A report identifying failures in the lead-up to last June's floods has highlighted the need for investment in South Dunedin infrastructure which could be worth hundreds of millions of dollars.

Both Cr Andrew Whiley and the Insurance Council of New Zealand said the report showed investment was needed, with Cr Whiley saying successive councils had let South Dunedin down by putting off investment in the area.

The comments come after the report released on Wednesday found 75% of mud-tanks in South Dunedin were not properly maintained.

Insurance Council of New Zealand chief executive Tim Grafton said the flood and the report on the flood were a "timely reminder'' about the need for investment in infrastructure.

"It's going to be a growing problem in parts of New Zealand and in Dunedin with sea-level rise.''

Unless infrastructure was improved, flooding, similar to last year's event in South Dunedin, would occur again during big storms, Mr Grafton said.

Mr Grafton pointed out the report showed South Dunedin's stormwater system was built more than 50 years ago and since then development in the area meant the remaining exposed ground did not soak up as much water.

Insurance companies would not be chasing the council for any liability as the amount of rain that fell meant "damage to properties was going to occur in any event''.

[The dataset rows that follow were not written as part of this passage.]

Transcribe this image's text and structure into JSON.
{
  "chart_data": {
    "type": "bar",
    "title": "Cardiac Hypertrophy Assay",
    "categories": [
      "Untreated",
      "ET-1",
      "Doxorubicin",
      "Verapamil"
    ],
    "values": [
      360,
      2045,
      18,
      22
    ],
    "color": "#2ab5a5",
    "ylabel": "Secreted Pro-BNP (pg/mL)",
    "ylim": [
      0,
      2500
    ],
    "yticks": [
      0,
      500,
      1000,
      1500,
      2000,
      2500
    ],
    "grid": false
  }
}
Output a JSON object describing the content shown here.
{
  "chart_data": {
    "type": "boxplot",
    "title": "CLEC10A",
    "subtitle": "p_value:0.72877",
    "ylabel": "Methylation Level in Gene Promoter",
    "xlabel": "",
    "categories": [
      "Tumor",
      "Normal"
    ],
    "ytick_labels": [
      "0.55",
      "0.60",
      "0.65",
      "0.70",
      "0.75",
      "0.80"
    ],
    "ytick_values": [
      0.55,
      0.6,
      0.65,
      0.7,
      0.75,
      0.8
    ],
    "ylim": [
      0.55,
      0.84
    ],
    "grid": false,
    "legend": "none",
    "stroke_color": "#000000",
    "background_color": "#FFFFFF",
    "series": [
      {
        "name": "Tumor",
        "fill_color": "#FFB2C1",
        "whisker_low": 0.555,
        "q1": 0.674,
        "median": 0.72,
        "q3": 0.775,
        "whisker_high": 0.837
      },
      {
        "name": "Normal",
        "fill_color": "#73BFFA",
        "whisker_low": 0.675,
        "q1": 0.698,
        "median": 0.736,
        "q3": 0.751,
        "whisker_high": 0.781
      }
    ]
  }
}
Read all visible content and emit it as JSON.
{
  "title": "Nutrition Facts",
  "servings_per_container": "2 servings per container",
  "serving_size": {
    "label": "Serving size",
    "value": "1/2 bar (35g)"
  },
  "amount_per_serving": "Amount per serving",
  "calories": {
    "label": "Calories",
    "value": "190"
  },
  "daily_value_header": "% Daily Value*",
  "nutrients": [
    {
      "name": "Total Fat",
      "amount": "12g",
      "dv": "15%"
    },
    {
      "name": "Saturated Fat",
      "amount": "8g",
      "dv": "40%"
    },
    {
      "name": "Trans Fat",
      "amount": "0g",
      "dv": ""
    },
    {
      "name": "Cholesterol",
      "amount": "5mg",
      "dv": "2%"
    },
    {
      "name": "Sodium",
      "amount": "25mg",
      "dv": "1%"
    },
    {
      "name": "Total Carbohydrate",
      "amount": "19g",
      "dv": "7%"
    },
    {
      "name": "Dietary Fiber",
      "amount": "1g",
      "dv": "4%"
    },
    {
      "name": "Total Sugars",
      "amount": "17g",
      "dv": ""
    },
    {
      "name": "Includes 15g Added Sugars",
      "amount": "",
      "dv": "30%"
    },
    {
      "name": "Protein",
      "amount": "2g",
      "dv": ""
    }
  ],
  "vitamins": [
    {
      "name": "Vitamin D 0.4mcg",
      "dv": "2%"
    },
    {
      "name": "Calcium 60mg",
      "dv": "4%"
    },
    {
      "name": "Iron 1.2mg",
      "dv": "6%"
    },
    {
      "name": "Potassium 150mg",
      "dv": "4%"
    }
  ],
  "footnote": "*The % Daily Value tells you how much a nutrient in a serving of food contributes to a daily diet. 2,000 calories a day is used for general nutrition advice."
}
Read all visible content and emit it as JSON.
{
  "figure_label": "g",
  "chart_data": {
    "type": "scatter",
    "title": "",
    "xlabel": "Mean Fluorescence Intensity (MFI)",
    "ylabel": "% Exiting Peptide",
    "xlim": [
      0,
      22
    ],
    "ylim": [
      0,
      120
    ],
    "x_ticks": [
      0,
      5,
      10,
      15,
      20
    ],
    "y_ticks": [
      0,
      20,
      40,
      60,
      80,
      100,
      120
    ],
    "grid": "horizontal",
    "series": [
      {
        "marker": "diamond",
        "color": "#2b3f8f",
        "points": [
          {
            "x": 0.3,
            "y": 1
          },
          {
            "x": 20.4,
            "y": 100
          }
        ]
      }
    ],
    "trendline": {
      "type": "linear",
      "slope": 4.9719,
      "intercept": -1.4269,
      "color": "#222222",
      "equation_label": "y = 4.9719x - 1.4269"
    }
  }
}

"It's very difficult to say with any authority at all, sitting here in Wellington, the extent to which either the management of the mud-tanks or the monitoring of those mud-tanks contributed to the damage.''

Council infrastructure and networks general manager Ruth Stokes said last year's floods and the report had been a "catalyst'' for the council to take a hard look at the challenges facing South Dunedin - which was already an area of focus.

The challenges were complex and included groundwater issues, rising sea levels and coastal erosion.

"You are talking tens if not hundreds of millions to replace a big area of infrastructure, which is why it's really important that we don't just consider the stormwater infrastructure in isolation.

"Addressing all the challenges that South Dunedin faces is going to be a significant investment.

"That's not just going to be about council; that's going to be about a number of players, including the Government.''

The council was now working with the Otago Regional Council to put together a "full picture'' of the hazards and challenges and would report back in the middle of this year.

Council was also focused on having conversations with the people of South Dunedin about the challenges and potential fixes.

The floods had also highlighted priorities for infrastructure investment in other parts of the city where there was flooding.

Cr Whiley said the council had failed South Dunedin by not investing in infrastructure.

"The bottom line being is: the ratepayers of South Dunedin, have paid how much in rates over the years, but yet have they had any love for their rate money?''

"I think we have got a big bill on our hands upgrading infrastructure around the city, not just South Dunedin.''

He compared the situation to a homeowner letting his house fall into disrepair and rot.

"If you have all this infrastructure you have to maintain it and you have to spend money maintaining it.''

He was sceptical of the view there would have been serious flooding even if the system had been properly maintained.

Attempts were made to contact Dunedin Mayor Dave Cull, who is at a local government conference in the Chatham Islands, but he could not be reached for comment.